Mit dem Verlauf des ersten Halbjahrs 2007 zeigte sich Schieben im Gespräch mit der NEUE REIFENZEITUNG außerordentlich zufrieden, sodass trotz aller Aufs und Abs auch von einem exzellenten ersten Halbjahr gesprochen werden könne. Insbesondere im Nutzfahrzeugreifengeschäft konzentriert man sich darauf, das Verhältnis von Reifen für Vorderachsen einer- und Trailerreifen anderseits zu optimieren. Kurz gesagt: Auf Vorderachsen wird Geld verdient, mit Anhängerreifen wird Geld gewechselt. Wie andere Hersteller leidet auch Bridgestone derzeit unter mangelnder Verfügbarkeit, für EM-Reifen gilt das ohnehin seit längerer Zeit schon in ausgeprägter Form. In Deutschland hat man dennoch nicht weniger Lkw-Reifen als in den Vorjahren abgesetzt. Im Gegenteil: Es waren sogar mehr, und trotz gestiegener Stückzahlen konnten auch die Preise angezogen werden. Ohne Verfügbarkeitsprobleme wären die Zuwachsraten allerdings weitaus prächtiger ausgefallen.

Bei aller Zufriedenheit will sich Schieben mit seiner Mannschaft dennoch nicht beruhigt zurücklehnen. Bridgestone und Michelin seien im Markt mit Lkw-Reifen sehr gut verankert, und auch Continental verfüge über einige gute Adressen im Handel. Dennoch sieht Schieben aber auch Goodyear – das Unternehmen, für welches er einige Jahre lang tätig war – für die Zukunft gut gerüstet, da es mit deutscher und luxemburgischer Produktion flexibel auf den Markt reagieren und sich Schritt für Schritt in eine stärkere Position bringen könne.
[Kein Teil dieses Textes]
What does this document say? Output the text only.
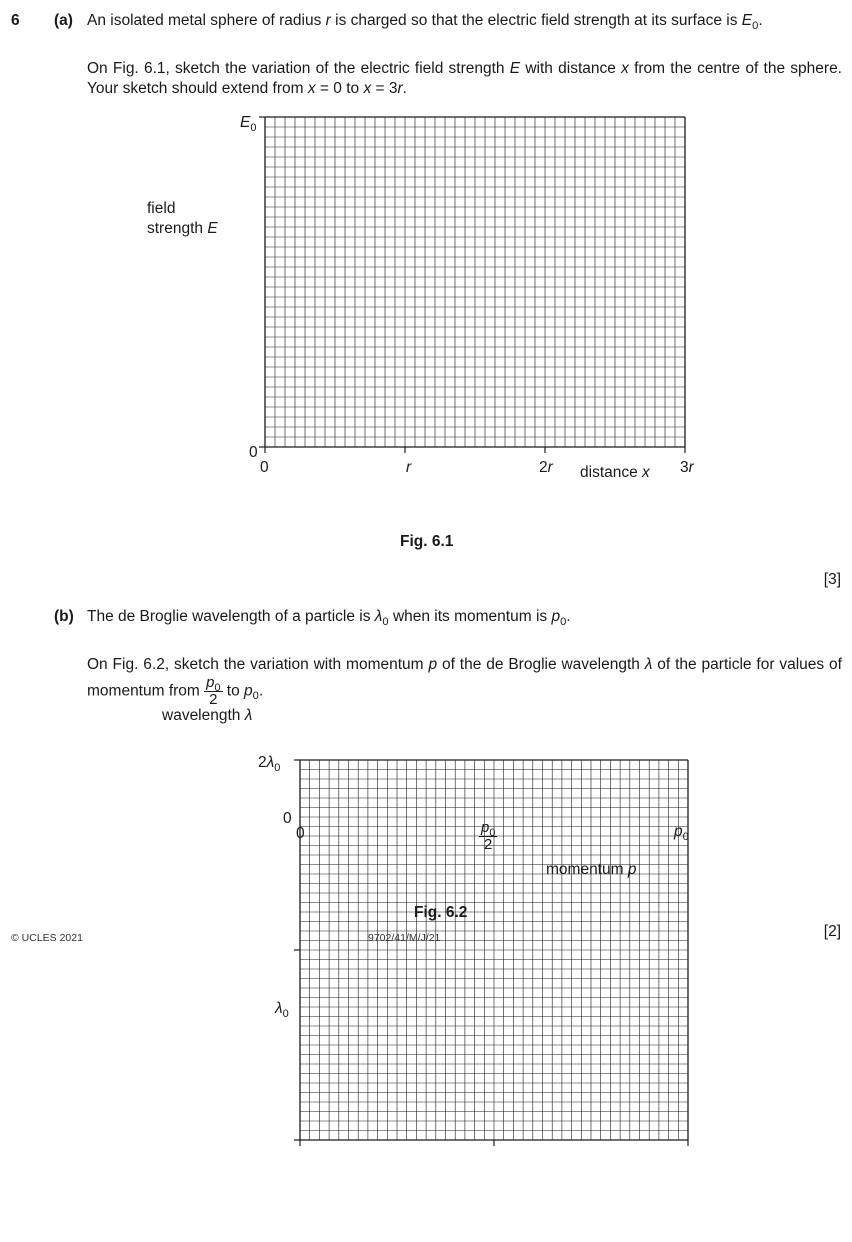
6 (a) An isolated metal sphere of radius r is charged so that the electric field strength at its surface is $E_0$.
On Fig. 6.1, sketch the variation of the electric field strength E with distance x from the centre of the sphere. Your sketch should extend from x = 0 to x = 3r.
field
strength E
$E_0$
0
0	r	2r	3r
distance x
Fig. 6.1
[3]
(b) The de Broglie wavelength of a particle is $\lambda_0$ when its momentum is $p_0$.
On Fig. 6.2, sketch the variation with momentum p of the de Broglie wavelength λ of the particle for values of momentum from $\frac{p_0}{2}$ to $p_0$.
wavelength λ
$2\lambda_0$
$\lambda_0$
0
0	$\frac{p_0}{2}$	$p_0$
momentum p
Fig. 6.2
[2]
© UCLES 2021	9702/41/M/J/21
Schieben fühlt sich bei Bridgestone sehr wohl. Im Konzern herrscht eine Linienorganisation, und die Bilanz bleibt das Kriterium für das Unternehmen. In anderen Konzernen findet sich eine Matrixorganisation, in welcher die Geschäftsführer „lediglich“ noch eine Verantwortung für Deckungsbeiträge haben, sie aber von vielen anderen Unwägbarkeiten, auf die sie keinen Einfluss nehmen können, abhängig sind. Was Schieben nicht sagt, aber wohl meint: In einer solchen Organisation gibt es zu viele Manager links und rechts des Weges, die einem in die Suppe spucken können. Die Bridgestone-Organsiation belässt also die Verantwortung beim Managing Director und macht ihn nicht zu einer Art Erfüllungsgehilfen.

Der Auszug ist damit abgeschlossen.